Three flexible PCB-based dry copper electrodes are made and mounted for ECG biopotential capture rather than conventional wet gel electrodes. Printed copper that is dried electrodes are more economical and environmentally beneficial than throwaway wet electrodes because they may be reused several times. Weak ECG signals can be sufficiently gathered thanks to the dry copper electrodes in the ECG AFE circuit [20]. Using a Tektronix® DPO7104 oscilloscope, a 28-year-old male participant’s raw ECG sensor measurement data are shown in Figure 1.2. The T and P waves in the ST segment and the QRS complex are among the essential components of ECG signals that are easily recognizable, as shown in Figure 1.2. Upon gathering the ECG signal, it undergoes additional processing before being wirelessly sent and seen in real time. Data are stored on the IoT-cloud for future analysis.

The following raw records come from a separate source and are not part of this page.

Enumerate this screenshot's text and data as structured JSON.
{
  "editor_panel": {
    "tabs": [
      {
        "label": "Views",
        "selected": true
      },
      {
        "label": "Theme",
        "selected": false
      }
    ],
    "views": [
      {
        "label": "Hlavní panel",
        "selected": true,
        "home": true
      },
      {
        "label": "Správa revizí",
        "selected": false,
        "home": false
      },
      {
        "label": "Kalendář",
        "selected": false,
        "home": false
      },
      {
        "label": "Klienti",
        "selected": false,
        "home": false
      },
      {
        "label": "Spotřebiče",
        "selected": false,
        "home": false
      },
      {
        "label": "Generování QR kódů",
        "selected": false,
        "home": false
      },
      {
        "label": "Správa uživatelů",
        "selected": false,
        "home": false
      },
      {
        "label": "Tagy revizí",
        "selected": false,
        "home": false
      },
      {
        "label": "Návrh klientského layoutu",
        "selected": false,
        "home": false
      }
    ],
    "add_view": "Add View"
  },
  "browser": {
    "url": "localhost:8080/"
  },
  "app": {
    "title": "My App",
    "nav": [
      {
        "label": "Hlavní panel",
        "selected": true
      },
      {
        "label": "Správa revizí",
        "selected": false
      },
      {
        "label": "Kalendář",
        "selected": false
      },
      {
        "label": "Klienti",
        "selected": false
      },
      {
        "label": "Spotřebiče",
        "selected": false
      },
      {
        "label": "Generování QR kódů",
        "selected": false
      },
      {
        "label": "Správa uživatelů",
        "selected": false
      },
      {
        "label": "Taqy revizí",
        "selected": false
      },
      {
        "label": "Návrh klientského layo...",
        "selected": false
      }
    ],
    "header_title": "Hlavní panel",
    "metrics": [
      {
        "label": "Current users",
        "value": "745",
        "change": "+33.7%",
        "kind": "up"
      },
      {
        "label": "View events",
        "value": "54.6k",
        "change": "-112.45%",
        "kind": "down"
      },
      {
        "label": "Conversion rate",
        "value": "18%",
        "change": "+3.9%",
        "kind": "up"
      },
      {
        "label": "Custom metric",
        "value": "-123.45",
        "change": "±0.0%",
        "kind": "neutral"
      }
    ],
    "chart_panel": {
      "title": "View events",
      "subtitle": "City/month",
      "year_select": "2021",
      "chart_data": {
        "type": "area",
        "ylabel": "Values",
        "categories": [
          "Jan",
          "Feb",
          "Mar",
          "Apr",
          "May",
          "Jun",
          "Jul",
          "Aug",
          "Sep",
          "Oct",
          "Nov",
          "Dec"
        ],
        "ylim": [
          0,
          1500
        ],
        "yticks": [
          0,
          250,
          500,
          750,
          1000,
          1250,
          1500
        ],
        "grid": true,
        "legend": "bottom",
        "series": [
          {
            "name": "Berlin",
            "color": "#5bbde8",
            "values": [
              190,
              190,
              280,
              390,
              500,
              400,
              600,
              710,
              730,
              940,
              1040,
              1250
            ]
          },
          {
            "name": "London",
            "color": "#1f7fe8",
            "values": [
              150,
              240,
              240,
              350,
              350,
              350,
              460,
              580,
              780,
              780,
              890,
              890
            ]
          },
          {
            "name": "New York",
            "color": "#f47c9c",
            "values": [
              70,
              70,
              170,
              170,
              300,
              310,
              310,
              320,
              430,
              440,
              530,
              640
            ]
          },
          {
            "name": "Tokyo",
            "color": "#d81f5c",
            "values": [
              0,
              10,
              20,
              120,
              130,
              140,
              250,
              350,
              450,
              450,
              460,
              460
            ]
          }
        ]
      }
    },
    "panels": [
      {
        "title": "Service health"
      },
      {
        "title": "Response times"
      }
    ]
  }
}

Figure 1.2 ECG sensor measurements using an AD8232 AFE chip.

1.3.4 PPG Sensor

Another popular wearable application involves the PPG sensor, which monitors human health, and the ECG sensor. A non-invasive optical method called photoplethysmography measures fluctuations in the amount of blood at the tissues’ subcutaneous microvascular bed. A PPG sensor’s fundamental idea is to highlight skin tissues using a light source. Subcutaneous tissues and blood vessels reflect light, and a photodiode (PD) is used to measure changes in light intensity that are transmitted through or reflected. Several chemicals found in skin tissues can alter the intensity of light that is transmitted or reflected, but periodic blood flows are the source of the most dynamic variation. The variation in light intensity picked up by the PD coincides with the heart rate since the diastolic and systolic stages of a heartbeat cause variations in the blood volume in arteries. PPG sensors are classified as transmission or reflectance mode depending on how light is reflected from skin tissues. Due to its ability to sense any area of human skin, reflectance mode PPG sensors are used in wearable applications more often [21]. Transmission-mode PPG sensors measure heart rate (HR) and oxygen saturation typically used to measure red and infrared light. It has been discovered recently that green light works better than other light sources for the detection of fluctuations in surface blood flows making it a superior choice for reflectance-mode PPG sensors. A tiny green LED takes measurements and lights up skin tissues. An Avago® APDS9008 surface-mounted photodiode (PD) is used to gather the reflected light. The detected PPG signals’ amplitude will grow, and high-frequency noises will be eliminated. A flexible flat wire on the chest to take measurements connects the PPG sensor to the centerboard. An individual’s first PPG signals are shown in Figure 1.3, where they were recorded on his chest while he was stationary for 1 min. After the DC components are eliminated, the PPG data’s spectrum is examined using fast Fourier transform (FFT) [22].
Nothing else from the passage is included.